According to Frédéric Martel's deliciously ironic review, Patrick Mennucci describes himself as the Karl Rove of Ségolène Royal's campaign--a rather masochistic self-description, since Rove's only discernable virtue is to have elected an incompetent twice, whereas Mennucci can claim only to have failed to elect an incompetent once. Lest you find the description of the candidate as "incompetent" harsh, I leave the responsibility to Mennucci himself: "The French deemed our proposals not to be credible--quite simply because they weren't." Of this Martel dryly remarks: "But Patrick Mennucci is Marseillais. He is likable. He always exaggerates."

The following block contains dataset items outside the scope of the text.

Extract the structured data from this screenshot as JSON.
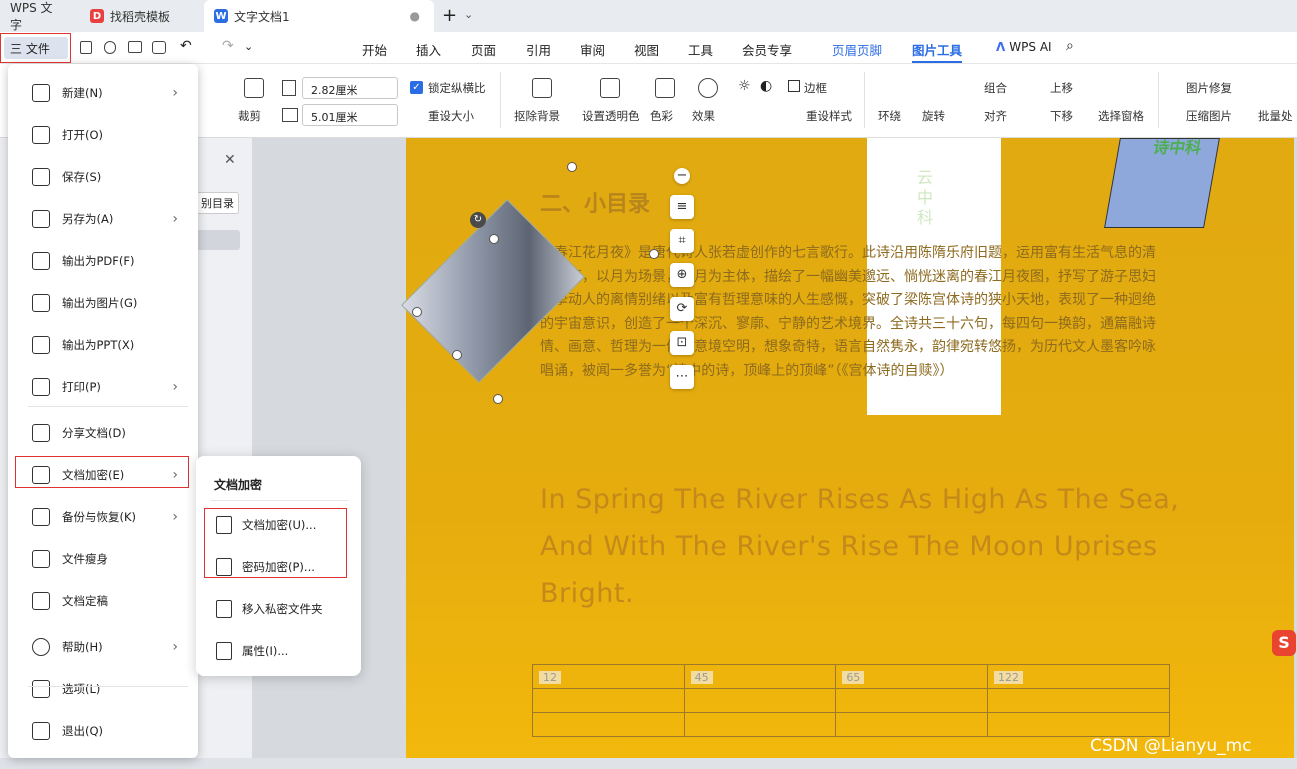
{
  "tabs": [
    {
      "label": "WPS 文字"
    },
    {
      "label": "找稻壳模板"
    },
    {
      "label": "文字文档1"
    }
  ],
  "toolbar": {
    "file_label": "三 文件"
  },
  "menu_tabs": [
    "开始",
    "插入",
    "页面",
    "引用",
    "审阅",
    "视图",
    "工具",
    "会员专享",
    "页眉页脚",
    "图片工具"
  ],
  "wps_ai": "WPS AI",
  "ribbon": {
    "crop": "裁剪",
    "width_value": "2.82厘米",
    "height_value": "5.01厘米",
    "lock_ratio": "锁定纵横比",
    "reset_size": "重设大小",
    "remove_bg": "抠除背景",
    "set_transparent": "设置透明色",
    "color": "色彩",
    "effects": "效果",
    "border": "边框",
    "reset_style": "重设样式",
    "wrap": "环绕",
    "rotate": "旋转",
    "group": "组合",
    "align": "对齐",
    "bring_up": "上移",
    "send_down": "下移",
    "selection_pane": "选择窗格",
    "image_repair": "图片修复",
    "compress": "压缩图片",
    "batch": "批量处"
  },
  "left_pane": {
    "toc_label": "别目录"
  },
  "file_menu": [
    {
      "label": "新建(N)",
      "arrow": true
    },
    {
      "label": "打开(O)",
      "arrow": false
    },
    {
      "label": "保存(S)",
      "arrow": false
    },
    {
      "label": "另存为(A)",
      "arrow": true
    },
    {
      "label": "输出为PDF(F)",
      "arrow": false
    },
    {
      "label": "输出为图片(G)",
      "arrow": false
    },
    {
      "label": "输出为PPT(X)",
      "arrow": false
    },
    {
      "label": "打印(P)",
      "arrow": true
    },
    {
      "label": "分享文档(D)",
      "arrow": false
    },
    {
      "label": "文档加密(E)",
      "arrow": true
    },
    {
      "label": "备份与恢复(K)",
      "arrow": true
    },
    {
      "label": "文件瘦身",
      "arrow": false
    },
    {
      "label": "文档定稿",
      "arrow": false
    },
    {
      "label": "帮助(H)",
      "arrow": true
    },
    {
      "label": "选项(L)",
      "arrow": false
    },
    {
      "label": "退出(Q)",
      "arrow": false
    }
  ],
  "submenu": {
    "title": "文档加密",
    "items": [
      "文档加密(U)...",
      "密码加密(P)...",
      "移入私密文件夹",
      "属性(I)..."
    ]
  },
  "document": {
    "heading": "二、小目录",
    "paragraph": "《春江花月夜》是唐代诗人张若虚创作的七言歌行。此诗沿用陈隋乐府旧题，运用富有生活气息的清丽之笔，以月为场景，以月为主体，描绘了一幅幽美邈远、惝恍迷离的春江月夜图，抒写了游子思妇真挚动人的离情别绪以及富有哲理意味的人生感慨，突破了梁陈宫体诗的狭小天地，表现了一种迥绝的宇宙意识，创造了一个深沉、寥廓、宁静的艺术境界。全诗共三十六句，每四句一换韵，通篇融诗情、画意、哲理为一体，意境空明，想象奇特，语言自然隽永，韵律宛转悠扬，为历代文人墨客吟咏唱诵，被闻一多誉为“诗中的诗，顶峰上的顶峰”（《宫体诗的自赎》）",
    "english_lines": [
      "In Spring The River Rises As High As The Sea,",
      "And With The River's Rise The Moon Uprises",
      "Bright."
    ],
    "vertical_text": "云中科",
    "shape_text": "诗中科",
    "table": [
      [
        "12",
        "45",
        "65",
        "122"
      ],
      [
        "",
        "",
        "",
        ""
      ],
      [
        "",
        "",
        "",
        ""
      ]
    ]
  },
  "watermark": "CSDN @Lianyu_mc"
}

There are revelations. Mennucci directly contradicts Lionel Jospin's claim not to have attempted to block the Royal candidacy. It was not for lack of trying that he failed, according to Mennucci, whose flair for the devastating vignette may owe more to his ghost writer's talent than to his own: at dinner after a meeting in Marseilles, Jospin broached only three subjects: "The quality of Maussane olive oil in the Alpilles, the temperature of the Mediterranean, and the Château-Simone appellation Palette, which he rightly regards as the best wine of the Bouches-du-Rhône."
As for the failure of the campaign, Mennucci avers that Royal's strategy was "not complex": she expected that Sarkozy would be defeated by his own personality, a belief her manager claims was shared by all the Socialist leaders. Coming from the self-styled Karl Rove of the campaign, this is a rather damaging admission. Rove would not have left it to an opponent to blacken his own name. He would have found ways to assist the self-destruction. He also says that the Royalistes expected that Sarko would be held accountable for the failures of the Chirac regime in which he served. Again, one wants to ask why the Socialist candidate didn't do more to hold him accountable, rather than count on the maladroitness of a rival who in the event proved more nimble than his detractors imagined.
Martel's review seems to extract the marrow from the book and obviate the need for actually reading it, a prospect that is made less than enticing by this nugget of southern French wisdom:
Le livre s’éternise et il devient tellement long qu’on aurait le temps, le lisant, de tuer un âne à coups de figues (autre expression du sud).
I will remember the expression tuer un âne à coups de figues , I suspect, longer than I will remember the Royal campaign.